Zuid-Afrika,
grote engerds

Bij Zuid-Afrika denk je toch aan de zogenaamde “Big Five”: leeuwen, Kaapse buffels, neushoorns, luipaarden en olifanten. Maar eigenlijk is dat niet fair ten opzichte van de zebra: deze fotogenieke streepjescodes zijn zeker robuuster dan een luipaard. Bovendien is de giraffe ook even over het hoofd gezien, maar ach, die staat overal boven.

Deze Big Five aanduiding zegt in feite twee dingen. Ten eerste: hij is onvolledig. Ten tweede: hij is uitgevonden door een typische landrot. Want het onderwaterleven wordt totaal niet meegerekend, en daar bevinden zich nog een drietal andere “Big’s”. De eerste grote uit dit rijtje is de walvis en in het bijzonder de Zuidkaper. Dit is een forse baleinwalvis, zo’n  klassieke bolle van ca. 20 m lang, die in de Zuid-Afrikaanse winter en voorjaar (onze zomer en nazomer) naar de zuidkusten van Zuid-Afrika trekt om jongen te krijgen.
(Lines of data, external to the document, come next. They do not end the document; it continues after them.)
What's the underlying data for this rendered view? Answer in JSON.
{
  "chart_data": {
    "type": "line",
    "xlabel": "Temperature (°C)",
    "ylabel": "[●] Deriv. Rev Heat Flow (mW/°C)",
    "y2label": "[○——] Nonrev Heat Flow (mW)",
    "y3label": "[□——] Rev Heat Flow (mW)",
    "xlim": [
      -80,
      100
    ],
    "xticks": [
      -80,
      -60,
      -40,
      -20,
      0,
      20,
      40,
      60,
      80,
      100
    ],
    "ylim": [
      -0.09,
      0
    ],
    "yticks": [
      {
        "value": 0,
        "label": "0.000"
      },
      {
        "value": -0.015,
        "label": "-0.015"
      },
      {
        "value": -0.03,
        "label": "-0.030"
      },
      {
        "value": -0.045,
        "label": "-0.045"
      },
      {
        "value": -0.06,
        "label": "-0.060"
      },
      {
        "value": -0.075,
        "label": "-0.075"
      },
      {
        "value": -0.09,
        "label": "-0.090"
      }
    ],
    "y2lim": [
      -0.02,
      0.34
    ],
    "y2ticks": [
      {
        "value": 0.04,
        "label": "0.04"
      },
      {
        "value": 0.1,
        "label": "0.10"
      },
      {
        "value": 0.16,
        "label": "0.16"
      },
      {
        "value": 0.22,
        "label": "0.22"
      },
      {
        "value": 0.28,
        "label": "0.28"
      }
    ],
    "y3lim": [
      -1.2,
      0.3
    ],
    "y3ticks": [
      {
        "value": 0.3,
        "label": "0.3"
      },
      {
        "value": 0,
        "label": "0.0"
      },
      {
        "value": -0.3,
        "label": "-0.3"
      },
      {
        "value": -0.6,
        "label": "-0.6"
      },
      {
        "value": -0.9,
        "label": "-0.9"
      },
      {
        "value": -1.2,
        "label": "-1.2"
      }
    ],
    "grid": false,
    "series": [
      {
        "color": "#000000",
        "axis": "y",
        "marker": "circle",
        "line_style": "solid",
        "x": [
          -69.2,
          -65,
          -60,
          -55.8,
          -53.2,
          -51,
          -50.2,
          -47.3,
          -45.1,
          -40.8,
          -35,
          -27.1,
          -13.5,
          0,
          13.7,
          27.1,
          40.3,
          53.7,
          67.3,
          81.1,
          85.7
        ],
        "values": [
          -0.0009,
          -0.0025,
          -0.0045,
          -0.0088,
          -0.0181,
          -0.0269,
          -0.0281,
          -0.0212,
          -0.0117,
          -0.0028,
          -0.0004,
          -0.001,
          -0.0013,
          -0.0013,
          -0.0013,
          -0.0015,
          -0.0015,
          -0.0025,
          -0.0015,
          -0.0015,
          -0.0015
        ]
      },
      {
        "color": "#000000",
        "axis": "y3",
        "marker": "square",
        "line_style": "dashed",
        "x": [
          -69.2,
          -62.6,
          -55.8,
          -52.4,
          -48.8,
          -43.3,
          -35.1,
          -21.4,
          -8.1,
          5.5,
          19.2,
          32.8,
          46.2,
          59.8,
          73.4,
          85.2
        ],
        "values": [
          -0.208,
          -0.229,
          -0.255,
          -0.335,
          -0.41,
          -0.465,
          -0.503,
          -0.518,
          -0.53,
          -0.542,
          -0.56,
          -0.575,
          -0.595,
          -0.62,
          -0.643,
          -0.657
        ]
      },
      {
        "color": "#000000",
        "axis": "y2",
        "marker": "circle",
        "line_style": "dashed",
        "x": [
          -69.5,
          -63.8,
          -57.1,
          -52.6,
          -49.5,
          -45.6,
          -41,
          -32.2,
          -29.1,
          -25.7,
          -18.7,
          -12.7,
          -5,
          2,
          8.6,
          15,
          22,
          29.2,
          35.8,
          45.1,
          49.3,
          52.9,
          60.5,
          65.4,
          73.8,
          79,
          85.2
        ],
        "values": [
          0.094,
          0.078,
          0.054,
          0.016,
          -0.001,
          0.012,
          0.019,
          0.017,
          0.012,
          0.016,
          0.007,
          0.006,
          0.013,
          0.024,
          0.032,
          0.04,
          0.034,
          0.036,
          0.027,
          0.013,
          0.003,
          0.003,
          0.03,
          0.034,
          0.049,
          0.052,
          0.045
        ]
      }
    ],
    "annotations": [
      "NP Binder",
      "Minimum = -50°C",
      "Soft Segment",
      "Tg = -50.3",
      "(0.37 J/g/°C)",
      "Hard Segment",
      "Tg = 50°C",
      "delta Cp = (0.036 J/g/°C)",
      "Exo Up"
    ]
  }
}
Oude plaatsjes aan de zuidkust getuigen van een verleden dat op deze trek gebaseerd was: het zijn van oudsher walvisvangsthavens en Hermanus is hier een mooi voorbeeld van. Er is nog veel te zien wat uit die tijd herinnert. En de walvissen? Goddank zijn ze er nog steeds!  
Met een beetje geduld hoef je niet op een dansende boot, je maaginhoud offerend aan de zeegoden en zwabberend en kokkend nog net een staart in de verte naar beneden te zien gaan. Nee hoor, gewoon op de rotsen bij de baai van Hermanus en op een punt wat daar “De Kelders” heet. Vaste grond onder de voeten, prettige versnaperingen erbij en … je kijkt zo op de rug van een zuidkaper, nog geen 10m onder je! Nou denk je: okiedokie, set opbouwen en duuk’n maar! Foutje. Punt 1 is het slechte zicht (plankton, daar komen ze ook voor!) en punt 2: er staat een fikse stroming met dikke golven. Als duiker word je gereduceerd tot een stuk wrakhout en zo voel je naderhand ook… En eigenlijk is er ook punt 3: een reusachtige pitbullgup, beter bekend als de witte haai…


Gansbaai, Witte Haai Baai

Om praktische redenen (om dit te kunnen navertellen o.a.) moet je dus nu wel op een boot, en áls je gaat duiken moet je dus in een kooi. Juist. Citaat uit “Jaws”: “Cage goes in the water, you go in the water, shark is in the water… Fare well and adieu to you all Spanish ladies…” Tsja, áls je sowieso het water in komt…
Al dit zat ik te overdenken in een prettig onderkomen nabij Gansbaai. Omdat we zomervakantie hebben, zitten we dus hier in de Zuid-Afrikaanse winter. Juist. En gezien de zuiderbreedte zitten we niet zo ver van de “Roaring Fourties” af. Nee. Met andere woorden het is dus Vliegende-Hollander-weer. Al dagen eigenlijk. Als je in de buurt van de zee waagt, waai je zó uit je broekspijpen. De golven zijn tot indrukwekkende hoogten opgezwiept en morgen gaan we dus óp een boot, jawel, naar de haaien.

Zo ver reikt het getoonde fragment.